Ishka: Where do you think the largest potential for investment into sustainable aviation technologies lies among large investors? Which types of firms are best positioned to take the first step?
Narayanan: We have targeted a very specific set of investors over the course of the last few months. We really did want to set this up as an industry fund: a fund that brought people together to collaborate. We have spoken to the major aerospace companies, the major airlines, the major airports, the big aviation technology providers and we think they're very important because they have a vested interest in making this happen. There is also a real advantage in those players coming together in a third-party fund which makes investment decisions on the basis of financial return. We've also targeted sovereigns and financial institutions who have large pockets of money and who also have, in the case of the former, a significant vested interest also in reaching net zero, and aviation is an important part of that. And on financial institutions, if you can get them in at the right point, then they can be part of a company’s journey and then be very well placed to provide the large volumes of project finance and infrastructure funding that are required over time. The only other place I would mention is energy and chemicals firms. They have a big role to play here, or at least we'd hope they'd have a big role to play. And they've also been enthusiastic about joining forces with some of the other players that I've talked about. So that will in the end be our investor set in some combination or another.

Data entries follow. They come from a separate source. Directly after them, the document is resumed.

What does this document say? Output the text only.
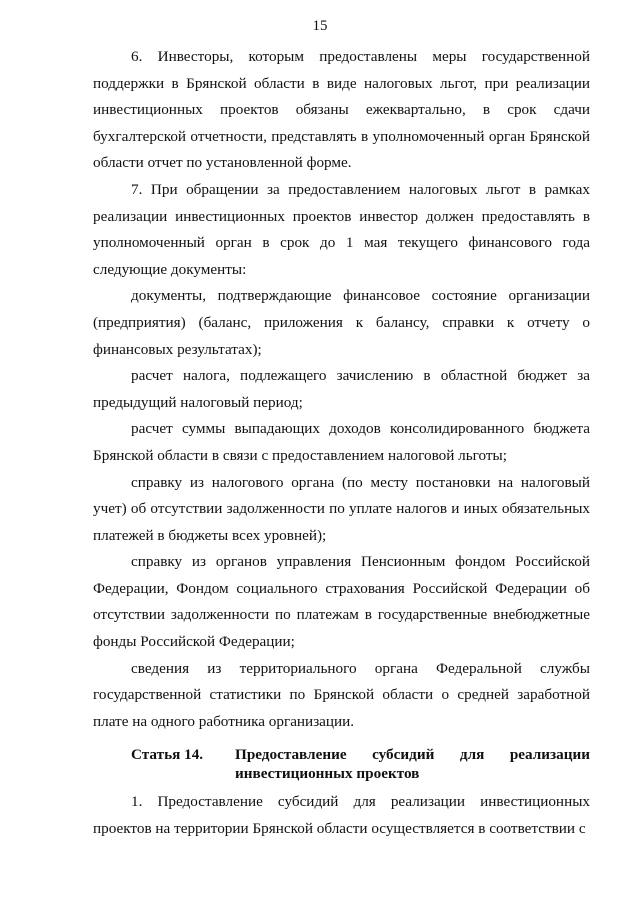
15

6. Инвесторы, которым предоставлены меры государственной поддержки в Брянской области в виде налоговых льгот, при реализации инвестиционных проектов обязаны ежеквартально, в срок сдачи бухгалтерской отчетности, представлять в уполномоченный орган Брянской области отчет по установленной форме.

7. При обращении за предоставлением налоговых льгот в рамках реализации инвестиционных проектов инвестор должен предоставлять в уполномоченный орган в срок до 1 мая текущего финансового года следующие документы:

документы, подтверждающие финансовое состояние организации (предприятия) (баланс, приложения к балансу, справки к отчету о финансовых результатах);

расчет налога, подлежащего зачислению в областной бюджет за предыдущий налоговый период;

расчет суммы выпадающих доходов консолидированного бюджета Брянской области в связи с предоставлением налоговой льготы;

справку из налогового органа (по месту постановки на налоговый учет) об отсутствии задолженности по уплате налогов и иных обязательных платежей в бюджеты всех уровней);

справку из органов управления Пенсионным фондом Российской Федерации, Фондом социального страхования Российской Федерации об отсутствии задолженности по платежам в государственные внебюджетные фонды Российской Федерации;

сведения из территориального органа Федеральной службы государственной статистики по Брянской области о средней заработной плате на одного работника организации.

Статья 14.	Предоставление субсидий для реализации
инвестиционных проектов

1. Предоставление субсидий для реализации инвестиционных проектов на территории Брянской области осуществляется в соответствии с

Ishka: Many large investors, including sovereign investors, already invest in aviation via airlines, aircraft leasing platforms or established OEMs. Do these ongoing investments influence how they perceive sustainable aviation technologies and their willingness to invest in them?

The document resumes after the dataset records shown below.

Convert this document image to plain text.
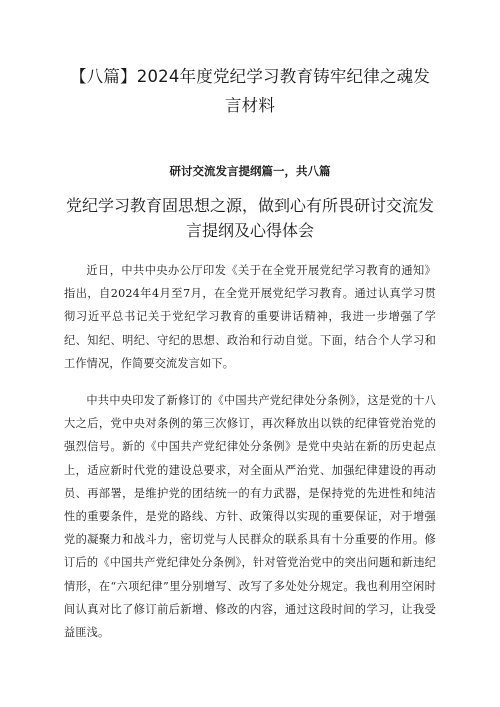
【八篇】2024年度党纪学习教育铸牢纪律之魂发言材料
研讨交流发言提纲篇一，共八篇
党纪学习教育固思想之源，做到心有所畏研讨交流发言提纲及心得体会

近日，中共中央办公厅印发《关于在全党开展党纪学习教育的通知》指出，自2024年4月至7月，在全党开展党纪学习教育。通过认真学习贯彻习近平总书记关于党纪学习教育的重要讲话精神，我进一步增强了学纪、知纪、明纪、守纪的思想、政治和行动自觉。下面，结合个人学习和工作情况，作简要交流发言如下。

中共中央印发了新修订的《中国共产党纪律处分条例》，这是党的十八大之后，党中央对条例的第三次修订，再次释放出以铁的纪律管党治党的强烈信号。新的《中国共产党纪律处分条例》是党中央站在新的历史起点上，适应新时代党的建设总要求，对全面从严治党、加强纪律建设的再动员、再部署，是维护党的团结统一的有力武器，是保持党的先进性和纯洁性的重要条件，是党的路线、方针、政策得以实现的重要保证，对于增强党的凝聚力和战斗力，密切党与人民群众的联系具有十分重要的作用。修订后的《中国共产党纪律处分条例》，针对管党治党中的突出问题和新违纪情形，在“六项纪律”里分别增写、改写了多处处分规定。我也利用空闲时间认真对比了修订前后新增、修改的内容，通过这段时间的学习，让我受益匪浅。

Narayanan: The idea of investing in sustainable aviation alongside the growth of aviation is incredibly complementary. In fact, really important. If you're going to buy a hundred planes, or if you're going to build a new airport, then doing that alongside saying, and actually acting, on having SAF or being able to, let's say, conduct regional flights with an electric or hybrid-electric aircraft or being able to do either with a set of significant amounts of carbon removals, that is just a better story. It's not just a better story, it's a better reality.

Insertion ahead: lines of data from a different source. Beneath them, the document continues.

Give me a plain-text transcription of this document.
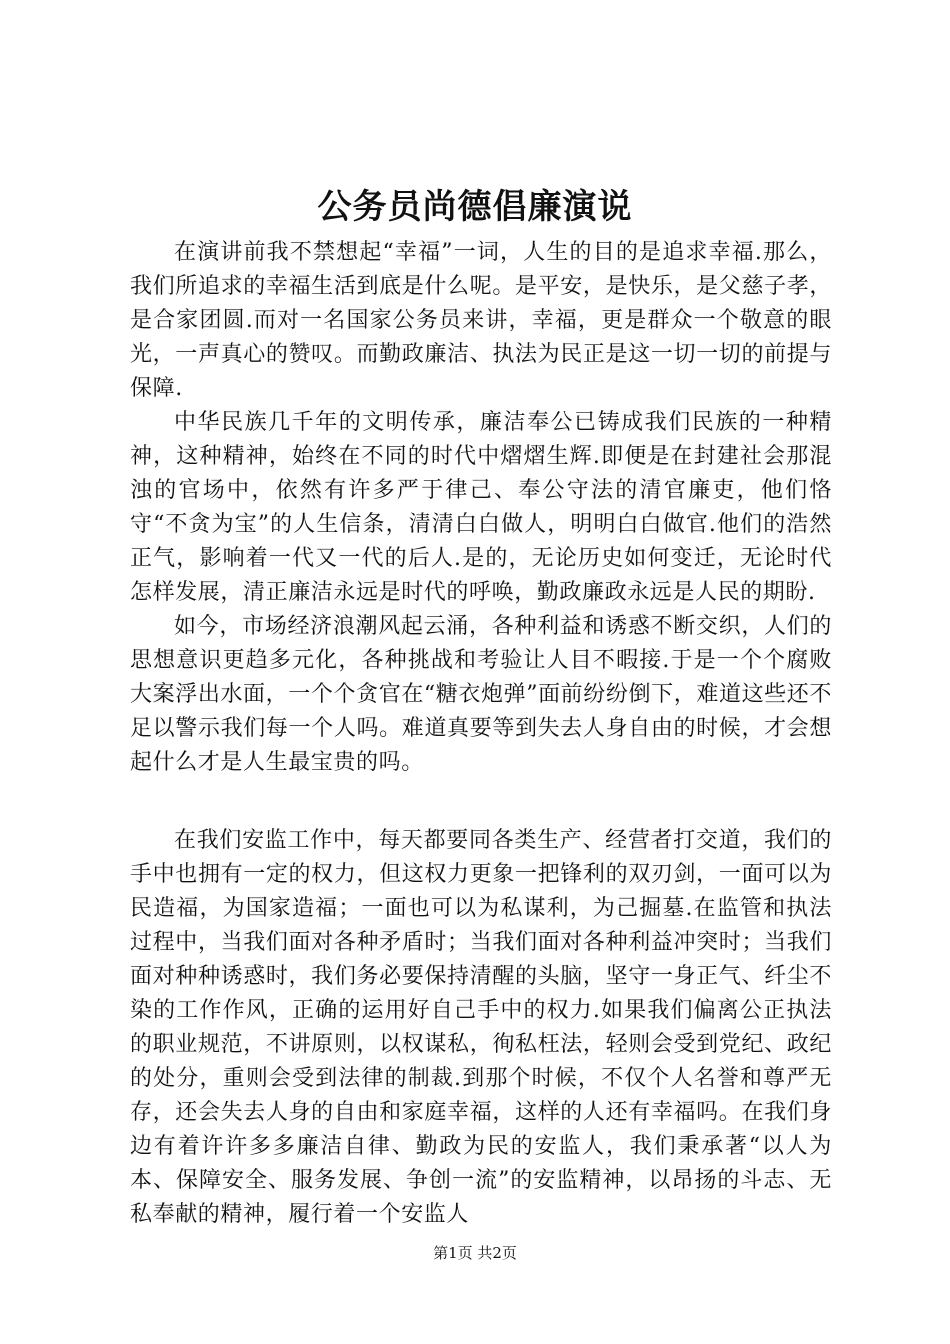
公务员尚德倡廉演说

在演讲前我不禁想起“幸福”一词，人生的目的是追求幸福.那么，我们所追求的幸福生活到底是什么呢。是平安，是快乐，是父慈子孝，是合家团圆.而对一名国家公务员来讲，幸福，更是群众一个敬意的眼光，一声真心的赞叹。而勤政廉洁、执法为民正是这一切一切的前提与保障.

中华民族几千年的文明传承，廉洁奉公已铸成我们民族的一种精神，这种精神，始终在不同的时代中熠熠生辉.即便是在封建社会那混浊的官场中，依然有许多严于律己、奉公守法的清官廉吏，他们恪守“不贪为宝”的人生信条，清清白白做人，明明白白做官.他们的浩然正气，影响着一代又一代的后人.是的，无论历史如何变迁，无论时代怎样发展，清正廉洁永远是时代的呼唤，勤政廉政永远是人民的期盼.

如今，市场经济浪潮风起云涌，各种利益和诱惑不断交织，人们的思想意识更趋多元化，各种挑战和考验让人目不暇接.于是一个个腐败大案浮出水面，一个个贪官在“糖衣炮弹”面前纷纷倒下，难道这些还不足以警示我们每一个人吗。难道真要等到失去人身自由的时候，才会想起什么才是人生最宝贵的吗。

在我们安监工作中，每天都要同各类生产、经营者打交道，我们的手中也拥有一定的权力，但这权力更象一把锋利的双刃剑，一面可以为民造福，为国家造福；一面也可以为私谋利，为己掘墓.在监管和执法过程中，当我们面对各种矛盾时；当我们面对各种利益冲突时；当我们面对种种诱惑时，我们务必要保持清醒的头脑，坚守一身正气、纤尘不染的工作作风，正确的运用好自己手中的权力.如果我们偏离公正执法的职业规范，不讲原则，以权谋私，徇私枉法，轻则会受到党纪、政纪的处分，重则会受到法律的制裁.到那个时候，不仅个人名誉和尊严无存，还会失去人身的自由和家庭幸福，这样的人还有幸福吗。在我们身边有着许许多多廉洁自律、勤政为民的安监人，我们秉承著“以人为本、保障安全、服务发展、争创一流”的安监精神，以昂扬的斗志、无私奉献的精神，履行着一个安监人

第1页 共2页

Ishka: Any final thoughts?
Narayanan: We're very excited about what we're doing. We think we've made some good progress over a short space of time. We feel that the industry is excited about what we are doing, which is really important to us. And we've seen enough opportunities in what is a pretty well-developed pipeline now of investments to say that there are opportunities that can enhance decarbonisation where there is a financial return to be made. And in the end, the reality of it is that both of those things need to go together.